Goynes is offered five Gs at the beginning of the film for a three hour (criminal) job; his partners in this crime will be played by Benicio Del Toro and Kieran Culkin, and along the way, as things get more and more and more and more complicated, he’ll encounter characters played by, among many others, Jon Hamm, Bill Duke, David Harbour, Brendan Fraser, Amy Seimetz, Julia Fox and Ray Liotta. Everyone has a great time playing various levels of scuzzbucket; so do we. This is Soderbergh very much en forme, working from a terrific script by Ed Solomon, and the film’s pleasures are constant and rich.

Room 2806

The Netflix true-crime docuseries may have jumped the shark a couple of times, but when they’re good they can be very, very good, and Room 2806, a four-parter about the very serious accusation of sexual assault against Dominique Strauss-Kahn (‘DSK’) when he was at the peak of his power, intellect and ability, is very, very good. Compellingly structured and movingly told, featuring interviews with Strauss-Kahn’s victim Nafissatou Diallo, other women accusing Strauss-Kahn of other crimes, investigating officers, attorneys and French officials of all stripes and statures who have known Strauss-Kahn over the years, it paints another brutal portrait of a man who could have done so much good if he hadn’t done such terrible bad, and the women whose lives were torpedoed by it. Massive in scope, encompassing not only the case but the media frenzy surrounding it both in the US and France, the political fall-out and its place in the historical timeline of #metoo, this is a superb, gripping and vital production.
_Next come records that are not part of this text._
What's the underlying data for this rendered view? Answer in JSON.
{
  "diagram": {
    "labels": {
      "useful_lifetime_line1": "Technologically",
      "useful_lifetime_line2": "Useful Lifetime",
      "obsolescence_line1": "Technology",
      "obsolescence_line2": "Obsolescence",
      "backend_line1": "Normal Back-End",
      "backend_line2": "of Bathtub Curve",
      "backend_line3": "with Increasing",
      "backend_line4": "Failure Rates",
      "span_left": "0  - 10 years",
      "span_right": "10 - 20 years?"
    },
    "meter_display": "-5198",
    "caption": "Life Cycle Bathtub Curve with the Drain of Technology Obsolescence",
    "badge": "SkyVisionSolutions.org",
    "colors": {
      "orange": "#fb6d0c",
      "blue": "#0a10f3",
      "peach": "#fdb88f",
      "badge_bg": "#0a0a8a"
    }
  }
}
It also demonstrates – perhaps reinforces – a cultural attitude to sexual misbehaviour among a certain strata of French society that would be hilarious in its stereotypical self-ownership were it not so tragically misaligned in relation to DSK’s particular predilections.

When you’re done, see if you can find Abel Ferrara’s 2014 film Welcome to New York, which dramatises some of these events and stars – perfectly – Gérard Depardieu as (a renamed version of) DSK.